How often do you read a sparkling 1000-word article and exclaim to yourself, "Now that should be preserved between hard covers"? Not very often. When you do, the odds are that it will be a column. And when a piece has you wondering why a tall tree fell and a small boy got up early in order to bring this self-indulgent dross to your breakfast table, that will be a column too.

"The British press is now overpopulated with second-rate performers," declares Christopher Silvester in his Penguin Book of Columnists (pounds 25). There are certainly large gangs of the species wittering away about how they coped during the cleaner's week off or copying out a news story and adding the exhortation that This Has Got To Stop.

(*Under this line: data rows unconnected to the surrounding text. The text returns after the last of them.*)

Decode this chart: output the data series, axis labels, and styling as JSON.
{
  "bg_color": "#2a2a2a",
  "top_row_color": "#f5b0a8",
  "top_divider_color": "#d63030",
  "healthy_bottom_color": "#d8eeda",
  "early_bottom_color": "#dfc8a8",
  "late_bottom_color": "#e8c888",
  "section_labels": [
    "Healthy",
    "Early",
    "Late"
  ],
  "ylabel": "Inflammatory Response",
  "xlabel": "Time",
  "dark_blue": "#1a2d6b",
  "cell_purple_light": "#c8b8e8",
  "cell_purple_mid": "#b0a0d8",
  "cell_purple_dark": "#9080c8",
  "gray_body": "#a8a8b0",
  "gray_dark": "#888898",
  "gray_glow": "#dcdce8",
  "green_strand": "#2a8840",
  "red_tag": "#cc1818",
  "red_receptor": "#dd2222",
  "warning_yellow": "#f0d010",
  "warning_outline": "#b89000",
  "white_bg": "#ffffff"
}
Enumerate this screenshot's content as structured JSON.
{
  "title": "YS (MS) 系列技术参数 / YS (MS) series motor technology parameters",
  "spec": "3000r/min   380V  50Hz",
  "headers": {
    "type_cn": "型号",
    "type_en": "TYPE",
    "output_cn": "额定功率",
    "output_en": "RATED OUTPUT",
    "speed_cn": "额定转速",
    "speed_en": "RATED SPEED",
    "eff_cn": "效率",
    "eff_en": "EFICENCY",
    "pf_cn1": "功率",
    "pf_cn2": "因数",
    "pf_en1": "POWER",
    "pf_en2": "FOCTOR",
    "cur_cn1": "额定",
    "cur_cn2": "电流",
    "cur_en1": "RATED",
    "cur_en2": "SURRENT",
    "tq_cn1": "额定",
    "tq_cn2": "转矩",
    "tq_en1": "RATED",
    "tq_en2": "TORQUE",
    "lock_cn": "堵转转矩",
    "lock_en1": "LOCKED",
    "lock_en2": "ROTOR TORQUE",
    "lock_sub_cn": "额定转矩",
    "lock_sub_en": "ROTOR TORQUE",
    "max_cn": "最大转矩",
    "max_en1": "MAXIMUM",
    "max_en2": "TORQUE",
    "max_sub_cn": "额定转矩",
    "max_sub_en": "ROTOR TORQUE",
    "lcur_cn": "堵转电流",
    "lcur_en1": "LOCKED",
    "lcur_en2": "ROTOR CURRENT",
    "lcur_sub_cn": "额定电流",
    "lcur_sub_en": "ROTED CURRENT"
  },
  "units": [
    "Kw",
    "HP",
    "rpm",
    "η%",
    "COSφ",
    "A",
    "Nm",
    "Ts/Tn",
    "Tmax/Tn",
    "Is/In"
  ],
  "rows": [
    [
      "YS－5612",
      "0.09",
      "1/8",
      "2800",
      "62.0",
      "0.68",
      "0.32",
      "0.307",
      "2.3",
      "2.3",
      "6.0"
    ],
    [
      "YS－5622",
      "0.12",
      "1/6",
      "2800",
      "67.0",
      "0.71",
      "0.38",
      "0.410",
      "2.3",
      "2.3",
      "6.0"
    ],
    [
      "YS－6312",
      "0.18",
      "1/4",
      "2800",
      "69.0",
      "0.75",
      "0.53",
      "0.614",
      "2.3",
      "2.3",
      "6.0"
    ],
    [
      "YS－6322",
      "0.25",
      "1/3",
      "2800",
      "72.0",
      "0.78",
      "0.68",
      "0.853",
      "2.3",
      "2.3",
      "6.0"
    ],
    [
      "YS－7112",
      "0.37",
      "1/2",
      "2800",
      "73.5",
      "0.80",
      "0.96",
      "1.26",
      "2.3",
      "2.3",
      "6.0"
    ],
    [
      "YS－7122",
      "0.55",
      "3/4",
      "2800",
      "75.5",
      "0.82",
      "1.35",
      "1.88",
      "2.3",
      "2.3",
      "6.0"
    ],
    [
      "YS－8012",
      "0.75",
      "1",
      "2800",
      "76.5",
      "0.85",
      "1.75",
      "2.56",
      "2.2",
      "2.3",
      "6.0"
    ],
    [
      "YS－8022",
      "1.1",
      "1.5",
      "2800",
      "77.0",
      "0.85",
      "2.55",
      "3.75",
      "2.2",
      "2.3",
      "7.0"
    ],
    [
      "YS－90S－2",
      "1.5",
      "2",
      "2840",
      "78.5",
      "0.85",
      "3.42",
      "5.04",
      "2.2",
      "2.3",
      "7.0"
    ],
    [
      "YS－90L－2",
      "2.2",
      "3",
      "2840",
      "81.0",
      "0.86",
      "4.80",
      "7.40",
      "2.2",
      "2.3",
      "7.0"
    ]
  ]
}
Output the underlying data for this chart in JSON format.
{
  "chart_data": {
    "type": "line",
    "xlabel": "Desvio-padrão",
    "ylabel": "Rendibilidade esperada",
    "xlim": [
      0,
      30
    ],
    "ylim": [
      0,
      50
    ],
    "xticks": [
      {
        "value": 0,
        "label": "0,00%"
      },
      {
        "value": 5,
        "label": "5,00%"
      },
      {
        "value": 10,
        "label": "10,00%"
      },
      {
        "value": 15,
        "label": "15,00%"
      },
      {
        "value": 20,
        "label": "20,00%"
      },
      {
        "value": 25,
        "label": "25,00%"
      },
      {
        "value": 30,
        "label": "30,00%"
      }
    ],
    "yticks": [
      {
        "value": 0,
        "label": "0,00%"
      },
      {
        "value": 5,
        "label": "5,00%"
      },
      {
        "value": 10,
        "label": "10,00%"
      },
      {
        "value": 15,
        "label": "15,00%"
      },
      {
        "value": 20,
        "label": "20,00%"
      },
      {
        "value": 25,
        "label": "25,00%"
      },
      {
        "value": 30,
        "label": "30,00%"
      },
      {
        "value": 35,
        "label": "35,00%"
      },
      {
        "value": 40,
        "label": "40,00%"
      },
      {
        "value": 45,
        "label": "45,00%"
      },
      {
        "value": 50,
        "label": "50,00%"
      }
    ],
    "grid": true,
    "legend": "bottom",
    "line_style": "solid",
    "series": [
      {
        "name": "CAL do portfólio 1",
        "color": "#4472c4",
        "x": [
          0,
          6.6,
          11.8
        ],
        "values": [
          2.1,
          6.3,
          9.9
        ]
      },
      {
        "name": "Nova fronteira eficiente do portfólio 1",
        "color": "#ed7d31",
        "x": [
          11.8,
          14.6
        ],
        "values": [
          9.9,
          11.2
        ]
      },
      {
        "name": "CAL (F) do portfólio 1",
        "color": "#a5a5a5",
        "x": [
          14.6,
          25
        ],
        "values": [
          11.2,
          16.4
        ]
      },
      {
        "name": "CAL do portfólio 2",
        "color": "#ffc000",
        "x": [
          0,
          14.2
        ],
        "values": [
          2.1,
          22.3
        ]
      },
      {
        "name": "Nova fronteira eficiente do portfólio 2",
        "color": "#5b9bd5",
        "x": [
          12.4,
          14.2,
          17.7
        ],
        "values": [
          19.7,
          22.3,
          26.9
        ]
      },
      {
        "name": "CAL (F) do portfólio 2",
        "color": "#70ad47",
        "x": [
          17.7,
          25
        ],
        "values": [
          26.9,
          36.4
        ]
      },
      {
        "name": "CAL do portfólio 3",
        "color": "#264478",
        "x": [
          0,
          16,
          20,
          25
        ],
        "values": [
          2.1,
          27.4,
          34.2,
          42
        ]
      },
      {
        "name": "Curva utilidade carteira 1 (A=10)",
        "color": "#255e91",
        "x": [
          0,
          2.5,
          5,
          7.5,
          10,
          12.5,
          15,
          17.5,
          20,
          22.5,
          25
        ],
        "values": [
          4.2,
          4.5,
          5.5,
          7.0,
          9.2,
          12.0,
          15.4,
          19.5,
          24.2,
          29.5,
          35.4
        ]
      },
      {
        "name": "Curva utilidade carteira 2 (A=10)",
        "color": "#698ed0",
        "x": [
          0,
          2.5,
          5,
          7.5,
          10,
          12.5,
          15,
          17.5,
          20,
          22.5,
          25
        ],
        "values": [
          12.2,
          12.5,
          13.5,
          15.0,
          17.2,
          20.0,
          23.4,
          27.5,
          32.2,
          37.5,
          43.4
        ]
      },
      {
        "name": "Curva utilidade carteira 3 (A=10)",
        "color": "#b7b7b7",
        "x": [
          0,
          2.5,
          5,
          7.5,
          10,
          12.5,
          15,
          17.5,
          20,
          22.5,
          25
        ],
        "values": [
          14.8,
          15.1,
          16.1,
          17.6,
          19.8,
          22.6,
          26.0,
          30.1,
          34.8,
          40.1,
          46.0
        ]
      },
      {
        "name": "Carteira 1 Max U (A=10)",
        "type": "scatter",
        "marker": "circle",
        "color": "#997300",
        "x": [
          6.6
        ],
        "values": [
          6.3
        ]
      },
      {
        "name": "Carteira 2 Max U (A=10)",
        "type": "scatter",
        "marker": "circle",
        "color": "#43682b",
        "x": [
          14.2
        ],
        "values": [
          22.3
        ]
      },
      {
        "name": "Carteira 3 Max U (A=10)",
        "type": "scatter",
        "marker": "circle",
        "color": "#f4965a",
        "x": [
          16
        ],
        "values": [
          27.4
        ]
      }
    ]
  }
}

And there is Julie Burchill. Wisely, Christopher Silvester has not made house room for Stalinist Thatcherites with (grudgingly, I admit it) a nicely turned phrase. Instead, his book aims to give us first-rate performers to fill the current columnar gap. Well, it scores at least three hits: Keith Waterhouse, Keith Waterhouse and Keith Waterhouse. The man whose creative nostalgia makes him possibly the King of the Columnists, is represented here by the Sofa That Terrorised Brighton, the Ideal Homes of Essex and The Three Wise Social Workers. There are a couple of classics of the sickroom by the late Jeffrey Bernard, part of the raw material for the Waterhouse West End show Jeffrey Bernard is Unwell.

Anyone who published such a collection without including a couple of Michael Frayn gems would have his door kicked in at dawn by a Trades Descriptions hit squad. Silvester has done us proud. For older readers, there is a P-P-Patrick Campbell number based entirely and hilariously on the postmark of "Monmouth, Home of the Mole Wrench", a piece I always thought was written by Paul Jennings, who in fact wrote the one about being locked in a hotel bathroom on page 339.

Damon Runyon, when not writing Guys and Dolls, hammered out a piece about walks with Walter Winchell: not only did the great broadcaster not listen to a word Runyon said, he didn't read the note Runyon passed him either - at least, not the right way up. Then there's Bernard Levin. The two examples here do him full justice: hamfisted, self-satisfied, obvious, pompous, long-winded. One is clearly intended to be satirical and the other isn't. Give me John Junor any day - which Silvester does, showing the Sunday Express monster wasn't as terrible as we thought.

Ambrose Bierce wrote some good things but the extract here isn't one of them. The great J B Morton ("Beachcomber" to you) is remembered for Mr Justice Cocklecarrot and Captain Foulenough. He is not remembered for the rudderless sailing saga that sinks slowly over five pages of the anthology. Worst of all are the oceans of space given to Americans like "Colonel John R Stingo" whose prose simply does not cross the Atlantic (or even, I suspect, the street). A column has to produce some kind of resonance in a reader's brain. Stingo and Co remain silent and incomprehensible in 10pt type. It would have been much better to replace them all with the words used by one honest columnist in 1973: "I have nothing to say today."